The moment I really fell in love with baseball happened as I was wrapped in the arms of a sweaty man whose face has not endured in my memory and whose name I never bothered to learn. This alone is remarkable, as I am shy and skittish to the point that I actively scout for the grocery store cashier who is least likely to speak to me. That anything good could come of physical contact with excitable, strange men is a miracle unto itself.
I was 19 and playing the title role in a national tour of the stage version of a children’s TV show. Unable to go to Real Bars with the rest of the cast, I soon realized that I could, with minimal effort, get drunk sub rosaalongside the beleaguered salesmen populating hotel bars.
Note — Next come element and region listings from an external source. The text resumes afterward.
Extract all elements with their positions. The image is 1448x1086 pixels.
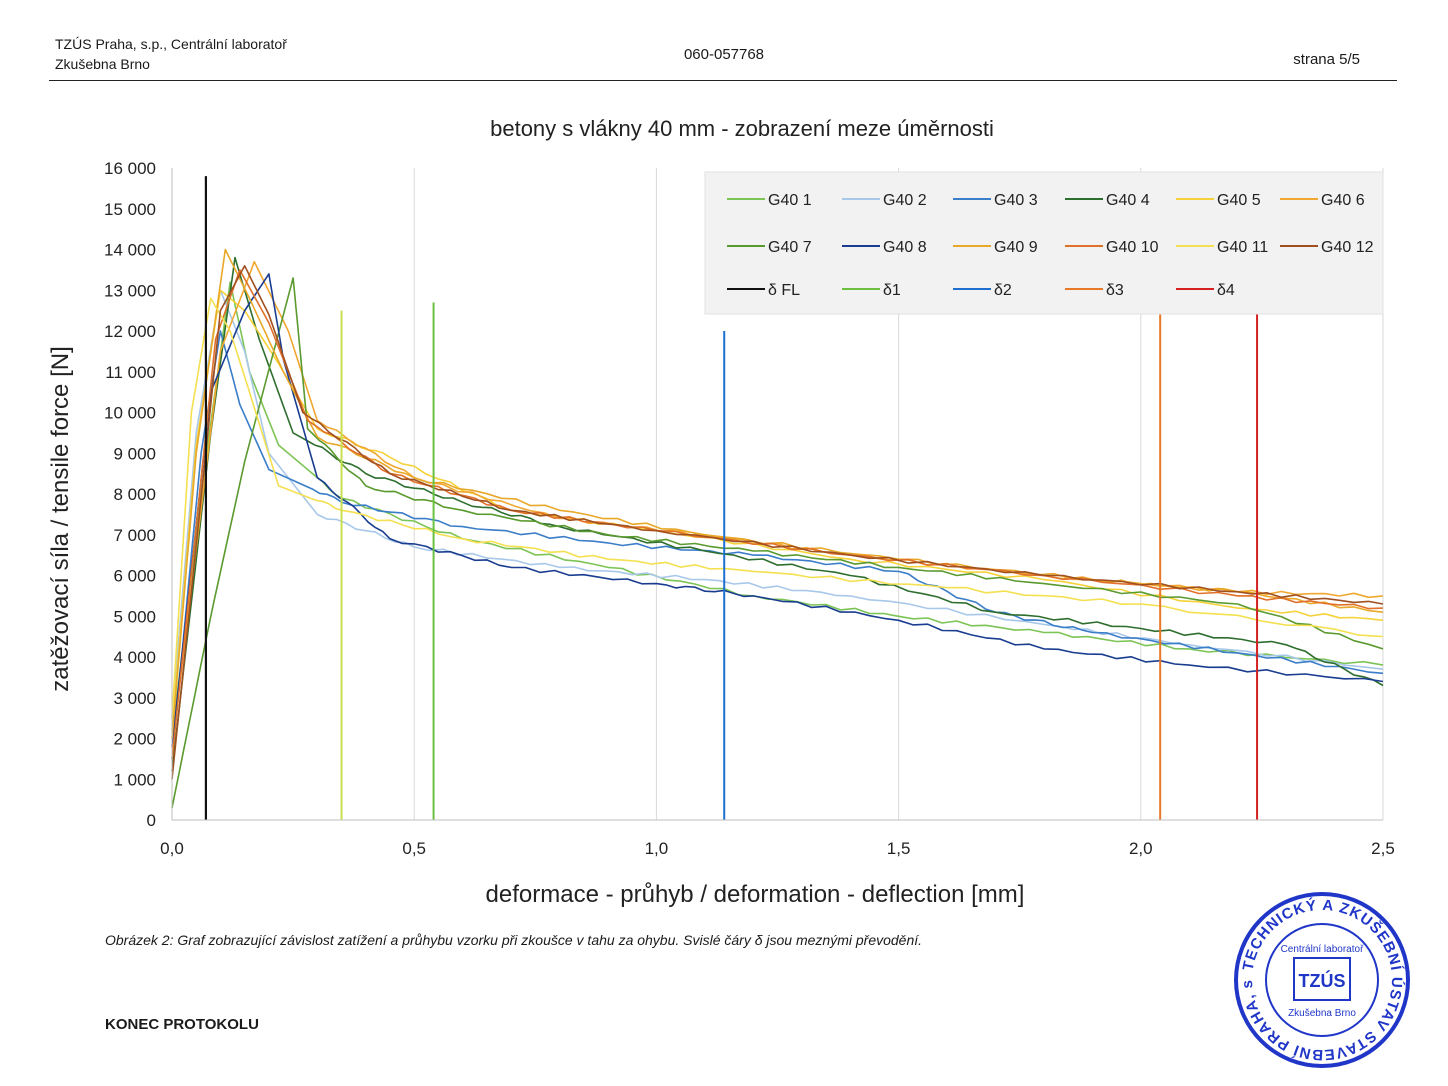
legend-label: G40 9 xyxy=(994,239,1038,256)
series-line-g40-1 xyxy=(171,281,1384,739)
legend-label: G40 8 xyxy=(883,239,927,256)
legend-label: δ2 xyxy=(994,282,1012,299)
chart-series xyxy=(171,248,1384,808)
legend-label: G40 1 xyxy=(768,192,812,209)
legend-label: G40 2 xyxy=(883,192,927,209)
force-deflection-chart: betony s vlákny 40 mm - zobrazení meze ú… xyxy=(47,116,1395,908)
y-tick-label: 7 000 xyxy=(113,526,156,545)
y-tick-label: 1 000 xyxy=(113,770,156,789)
stamp-logo: TZÚS xyxy=(1299,970,1346,991)
series-line-g40-11 xyxy=(171,297,1384,719)
stamp-inner-bottom: Zkušebna Brno xyxy=(1288,1008,1356,1019)
y-tick-label: 16 000 xyxy=(104,159,156,178)
legend-label: G40 7 xyxy=(768,239,812,256)
x-tick-label: 2,0 xyxy=(1129,839,1153,858)
chart-title: betony s vlákny 40 mm - zobrazení meze ú… xyxy=(490,116,994,141)
x-tick-label: 0,5 xyxy=(402,839,426,858)
header-rule xyxy=(49,80,1397,81)
legend-label: G40 11 xyxy=(1217,239,1268,256)
x-axis-label: deformace - průhyb / deformation - defle… xyxy=(486,881,1025,908)
y-tick-label: 10 000 xyxy=(104,404,156,423)
series-line-g40-7 xyxy=(171,277,1384,808)
legend-label: G40 6 xyxy=(1321,192,1365,209)
y-tick-label: 9 000 xyxy=(113,444,156,463)
series-line-g40-10 xyxy=(171,269,1384,759)
lab-name: Zkušebna Brno xyxy=(55,56,150,72)
legend-label: δ3 xyxy=(1106,282,1124,299)
series-line-g40-5 xyxy=(171,289,1384,731)
y-tick-label: 6 000 xyxy=(113,567,156,586)
y-tick-label: 4 000 xyxy=(113,648,156,667)
legend-label: G40 12 xyxy=(1321,239,1374,256)
series-line-g40-6 xyxy=(171,260,1384,747)
y-tick-label: 8 000 xyxy=(113,485,156,504)
chart-axes: 0,0 0,5 1,0 1,5 2,0 2,5 0 1 000 2 000 3 000 4 000 5… xyxy=(104,159,1395,858)
y-tick-label: 14 000 xyxy=(104,241,156,260)
y-tick-label: 15 000 xyxy=(104,200,156,219)
series-line-g40-8 xyxy=(171,273,1384,747)
legend-label: G40 3 xyxy=(994,192,1038,209)
stamp-inner-top: Centrální laboratoř xyxy=(1281,944,1364,955)
x-tick-label: 1,5 xyxy=(887,839,911,858)
chart-limit-lines xyxy=(204,176,1259,820)
y-tick-label: 12 000 xyxy=(104,322,156,341)
y-tick-label: 5 000 xyxy=(113,607,156,626)
chart-legend: G40 1 G40 2 G40 3 G40 4 G40 5 G40 6 G40 7 G40 8… xyxy=(704,171,1384,315)
x-tick-label: 2,5 xyxy=(1371,839,1395,858)
end-of-report: KONEC PROTOKOLU xyxy=(105,1016,259,1033)
series-line-g40-12 xyxy=(171,265,1384,780)
protocol-number: 060-057768 xyxy=(683,46,765,63)
report-header-org: TZÚS Praha, s.p., Centrální laboratoř Zk… xyxy=(55,34,287,74)
x-tick-label: 1,0 xyxy=(645,839,669,858)
legend-label: δ4 xyxy=(1217,282,1235,299)
legend-box xyxy=(704,171,1384,315)
stamp-outer-ring xyxy=(1234,892,1410,1068)
series-line-g40-4 xyxy=(171,256,1384,772)
legend-label: G40 5 xyxy=(1217,192,1261,209)
page-number: strana 5/5 xyxy=(1293,51,1360,68)
y-axis-label: zatěžovací síla / tensile force [N] xyxy=(47,346,74,691)
stamp-logo-box xyxy=(1293,957,1351,1001)
legend-label: G40 10 xyxy=(1106,239,1159,256)
series-line-g40-2 xyxy=(171,289,1384,719)
y-tick-label: 11 000 xyxy=(105,363,156,382)
y-tick-label: 13 000 xyxy=(104,281,156,300)
legend-label: G40 4 xyxy=(1106,192,1150,209)
x-tick-label: 0,0 xyxy=(160,839,184,858)
figure-caption: Obrázek 2: Graf zobrazující závislost za… xyxy=(105,932,923,948)
official-stamp: TECHNICKÝ A ZKUŠEBNÍ ÚSTAV STAVEBNÍ PRAH… xyxy=(1232,890,1410,1068)
y-tick-label: 0 xyxy=(147,811,156,830)
legend-label: δ1 xyxy=(883,282,901,299)
legend-label: δ FL xyxy=(768,282,800,299)
series-line-g40-9 xyxy=(171,248,1384,739)
y-tick-label: 3 000 xyxy=(113,689,156,708)
y-tick-label: 2 000 xyxy=(113,730,156,749)
org-name: TZÚS Praha, s.p., Centrální laboratoř xyxy=(55,36,287,52)
stamp-inner-ring xyxy=(1265,923,1379,1037)
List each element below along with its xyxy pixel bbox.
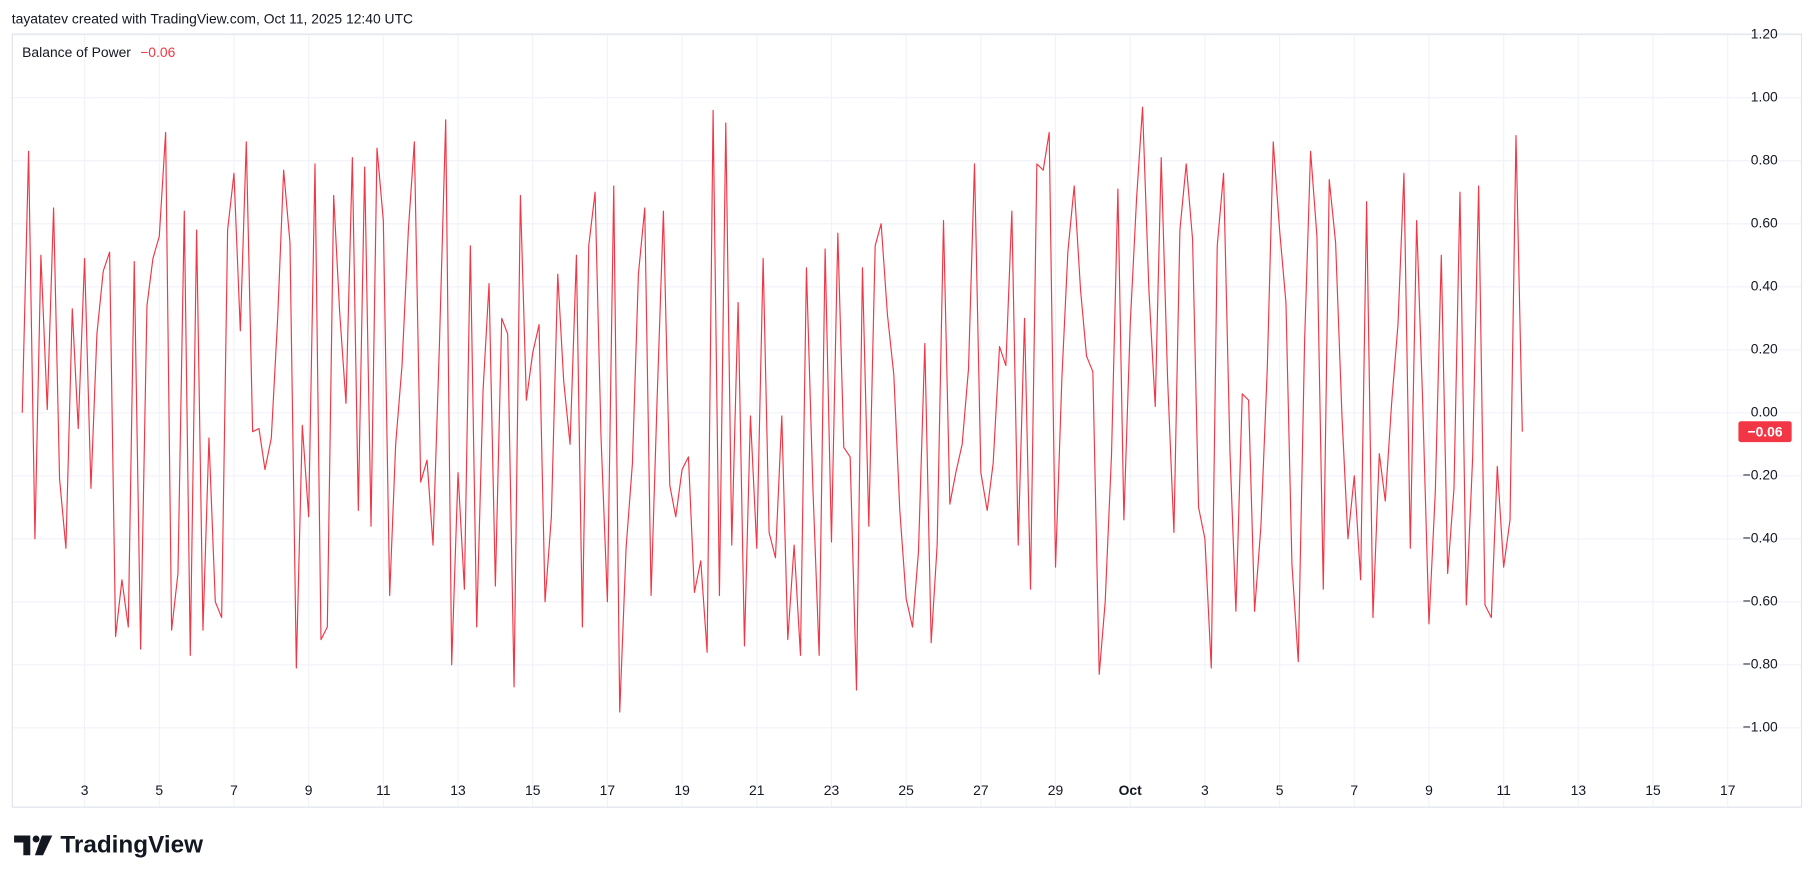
logo-text: TradingView (60, 831, 203, 858)
logo-icon (14, 835, 31, 856)
plot (21, 106, 1523, 713)
y-tick-label: 0.20 (1751, 340, 1778, 356)
x-tick-label: 15 (1645, 782, 1661, 798)
x-tick-label: Oct (1119, 782, 1143, 798)
x-tick-label: 3 (1201, 782, 1209, 798)
x-tick-label: 15 (525, 782, 541, 798)
plot-frame (11, 33, 1803, 808)
x-tick-label: 17 (600, 782, 616, 798)
x-tick-label: 19 (674, 782, 690, 798)
x-tick-label: 27 (973, 782, 989, 798)
price-tag (1738, 421, 1792, 443)
legend-value: −0.06 (140, 44, 175, 60)
x-tick-label: 3 (81, 782, 89, 798)
logo-icon (32, 835, 40, 843)
legend-name: Balance of Power (22, 44, 131, 60)
y-tick-label: −0.60 (1743, 593, 1778, 609)
y-tick-label: 1.00 (1751, 88, 1778, 104)
x-tick-label: 25 (898, 782, 914, 798)
y-tick-label: −0.40 (1743, 529, 1778, 545)
x-tick-label: 5 (1276, 782, 1284, 798)
y-tick-label: 1.20 (1751, 25, 1778, 41)
x-tick-label: 21 (749, 782, 765, 798)
x-tick-label: 5 (155, 782, 163, 798)
x-tick-label: 9 (305, 782, 313, 798)
x-tick-label: 9 (1425, 782, 1433, 798)
logo-icon (34, 835, 53, 856)
x-tick-label: 29 (1048, 782, 1064, 798)
grid (11, 34, 1801, 807)
x-tick-label: 13 (1571, 782, 1587, 798)
x-tick-label: 13 (450, 782, 466, 798)
price-tag-label: −0.06 (1747, 424, 1782, 440)
logo: TradingView (14, 831, 203, 858)
y-tick-label: −1.00 (1743, 719, 1778, 735)
attribution: tayatatev created with TradingView.com, … (12, 10, 413, 26)
y-tick-label: −0.80 (1743, 656, 1778, 672)
series-line (21, 106, 1523, 713)
y-tick-label: 0.60 (1751, 214, 1778, 230)
y-tick-label: −0.20 (1743, 466, 1778, 482)
x-tick-label: 11 (376, 782, 391, 798)
x-tick-label: 11 (1496, 782, 1511, 798)
y-tick-label: 0.80 (1751, 151, 1778, 167)
x-tick-label: 17 (1720, 782, 1736, 798)
y-tick-label: 0.40 (1751, 277, 1778, 293)
y-tick-label: 0.00 (1751, 403, 1778, 419)
x-tick-label: 7 (230, 782, 238, 798)
x-tick-label: 7 (1350, 782, 1358, 798)
x-tick-label: 23 (824, 782, 840, 798)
The year, in case you want to know where this is going, was 2004.
At this point in my life, I had let baseball fade into the white noise of my memory. I grew up on the ’90s-era Atlanta Braves and was so thoroughly dazzled by Greg Maddux that I remembered little else, save for Chipper Jones’ winsome smile and the fact that they called Fred McGriff “the Crime Dog.” I briefly “dated” a guy from Boston, but he was hardly a charismatic ambassador for the then-cursed team. Regardless of his bullsh*t, I remained fairly neutral about the Red Sox. That is, until I began watching baseball with the show’s Bostonian crew members and other traveling fans.
Let me tell you something: I bandwagoned the 2004 Boston Red Sox like a motherf*cker, and I loved every second of it.
Equally compelled by the narrative of their hope and drawn to the spectacle of their desperation, I sat in hotel bars alongside beer-glazed men as they relived the glory and the angst of their childhoods via collective wishful thinking. I became a thrill-seeking lamprey, eager to latch on and drink up. Reader, I bought all the way in.